Il discorso quindi, proseguito da Valeria Spacciante, si sofferma con un focus proprio sulla Normale. “La scuola ha perseguito la deregolamentazione delle condizioni contrattuali del personale esternalizzato di mensa e biblioteca e sembra ormai aver rinunciato da anni ad una presa di posizione nel dibattito pubblico”, denuncia la giovane studentessa che punta il dito anche contro il corpo docente il cui “impegno civico” è passato in secondo piano rispetto “alla produzione scientifica”. “Questa disabitudine all’impegno che sempre di più ci viene insegnata è pericolosa”, dice ancora, denunciando dinamiche all’interno dell’Ateneo “nocive”. “Prima fra tutte la spinta alla competitività alla produttività, se l’obiettivo della scuola è abituarci quanto prima ad accettare acriticamente tale sistema, crediamo che questo sia un obiettivo perverso – specifica – La nostra selezione in base al merito e l’intreccio tra didattica e ricerca, sono due tra i principi basilari del modello Normale, nei fatti tuttavia troppo spesso questi principi si traducono nella retorica del merito e del talento come alibi per generare una competizione malsana e deresponsabilizzare il corpo docente”. Il riferimento è ai tanti loro compagni che non hanno raggiunto l’ambito diploma. Un’assenza che “pesa e che è una sconfitta per la scuola”. Ma non solo. Il peso è anche quello psicologico dettato da questo modello “dell’eccellenza”, una “stortura sistemica grave che può avere conseguenze estreme sulla salute fisica e psicologica”. Il duro monito delle studente, poi, tocca il nervo scoperto della didattica. Soprattutto in una Scuola come la Normale, che, grazie “ai finanziamenti di cui gode” potrebbe apportare diversi cambiamenti.

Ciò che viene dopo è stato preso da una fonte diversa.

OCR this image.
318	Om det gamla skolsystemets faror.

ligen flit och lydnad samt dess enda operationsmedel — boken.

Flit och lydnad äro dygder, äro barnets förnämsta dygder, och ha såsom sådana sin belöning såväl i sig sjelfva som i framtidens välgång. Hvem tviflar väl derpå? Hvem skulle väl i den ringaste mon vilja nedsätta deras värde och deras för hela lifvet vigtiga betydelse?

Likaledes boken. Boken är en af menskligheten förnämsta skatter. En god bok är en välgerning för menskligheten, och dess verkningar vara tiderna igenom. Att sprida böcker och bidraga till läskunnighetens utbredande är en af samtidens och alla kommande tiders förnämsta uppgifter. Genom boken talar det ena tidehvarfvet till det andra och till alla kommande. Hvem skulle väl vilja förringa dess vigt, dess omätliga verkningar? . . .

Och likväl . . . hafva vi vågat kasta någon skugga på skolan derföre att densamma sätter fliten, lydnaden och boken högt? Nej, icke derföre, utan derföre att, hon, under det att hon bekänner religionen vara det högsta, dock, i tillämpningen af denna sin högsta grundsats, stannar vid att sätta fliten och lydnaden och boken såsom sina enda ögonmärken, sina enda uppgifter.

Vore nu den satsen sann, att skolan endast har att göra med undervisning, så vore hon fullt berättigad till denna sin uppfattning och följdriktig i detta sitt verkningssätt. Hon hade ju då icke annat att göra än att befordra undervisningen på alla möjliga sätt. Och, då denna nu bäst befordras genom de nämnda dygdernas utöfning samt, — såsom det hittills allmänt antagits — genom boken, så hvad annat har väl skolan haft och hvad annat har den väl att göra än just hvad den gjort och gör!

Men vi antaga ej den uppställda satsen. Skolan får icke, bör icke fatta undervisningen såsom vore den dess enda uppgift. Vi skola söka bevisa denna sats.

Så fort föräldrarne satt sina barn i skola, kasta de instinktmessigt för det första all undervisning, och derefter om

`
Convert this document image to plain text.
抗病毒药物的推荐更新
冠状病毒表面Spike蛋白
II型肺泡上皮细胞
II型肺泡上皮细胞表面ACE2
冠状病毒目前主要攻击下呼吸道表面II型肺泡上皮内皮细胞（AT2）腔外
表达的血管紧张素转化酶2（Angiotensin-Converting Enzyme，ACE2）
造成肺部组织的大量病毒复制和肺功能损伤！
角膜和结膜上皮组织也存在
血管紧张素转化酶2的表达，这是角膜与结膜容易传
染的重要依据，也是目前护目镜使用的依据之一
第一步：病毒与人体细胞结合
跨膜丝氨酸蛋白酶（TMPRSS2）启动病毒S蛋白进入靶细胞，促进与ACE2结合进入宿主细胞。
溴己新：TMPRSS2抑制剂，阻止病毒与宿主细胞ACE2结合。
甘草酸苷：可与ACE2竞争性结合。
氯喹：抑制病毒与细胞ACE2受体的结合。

Tocca poi a Virginia Grossi, ultima delle tre a prendere la parola, esprimere un ultimo argomento chiave dell'”attacco al sistema” delle tre studentesse. Quello del divario di genere. “Oggi a leggere questo discorso siamo tre allieve, è un gesto semplice in reazione all’individualismo promosso dall’accademia neoliberale – dice – Ma è anche un gesto che vuole evidenziare un altro enorme problema sistemico: vorremmo che la Scuola Normale in quanto istituzione, corpo docente, comunità, prestasse più attenzione alla disparità tra uomini e donne all’accesso all’accademia universitaria“. I dati, anche in questo caso, parlano chiaro: “Borse di dottorato e assegni di ricerca sono equamente distribuiti, così non è per le cattedre di seconda fascia, ricoperte da donne nel 39% dei casi e di prima fascia nel 25% dei casi – spiega – Per la Scuola, su 13 membri del senato accademico solo 3 sono donne. E di 10 professori ordinari della classe di lettere, 9 sono uomini”. Numeri che si riflettono anche sui dati dei diplomati: su 24, solo 8 sono donne. Un divario di genere, “molto più marcato nelle Università del sud” contro il quale “non si combatte ancora abbastanza”. “Per questo motivo vi invitiamo a interrogavi quando all’ammissione vi trovate a far entrare un numero sproporzionato tra ragazzi e ragazze – prosegue – Vi chiediamo di prestare attenzione quando di fronte a voi avete una donna. Vi chiediamo di pensare due volte quando una ricercatrice è incinta, una professoressa è madre o quando un’allieva rimane ferita di fronte a un commento da voi ritenuto innocuo”. “Sappiamo che le nostre sono parole dure, ma a dare questo momento di celebrazione la giusta serietà, significa anche e soprattutto esercitare con consapevolezza lo spirito di analisi e critica che abbiamo imparato in questi anni – concludono le tre ragazze – Dopo anni di confronto è significativo che nessuno di noi si riconosca nella retorica dell’eccellenza, perché la troviamo incompatibile con la ricchezza e la fallibilità di ognuno di noi”.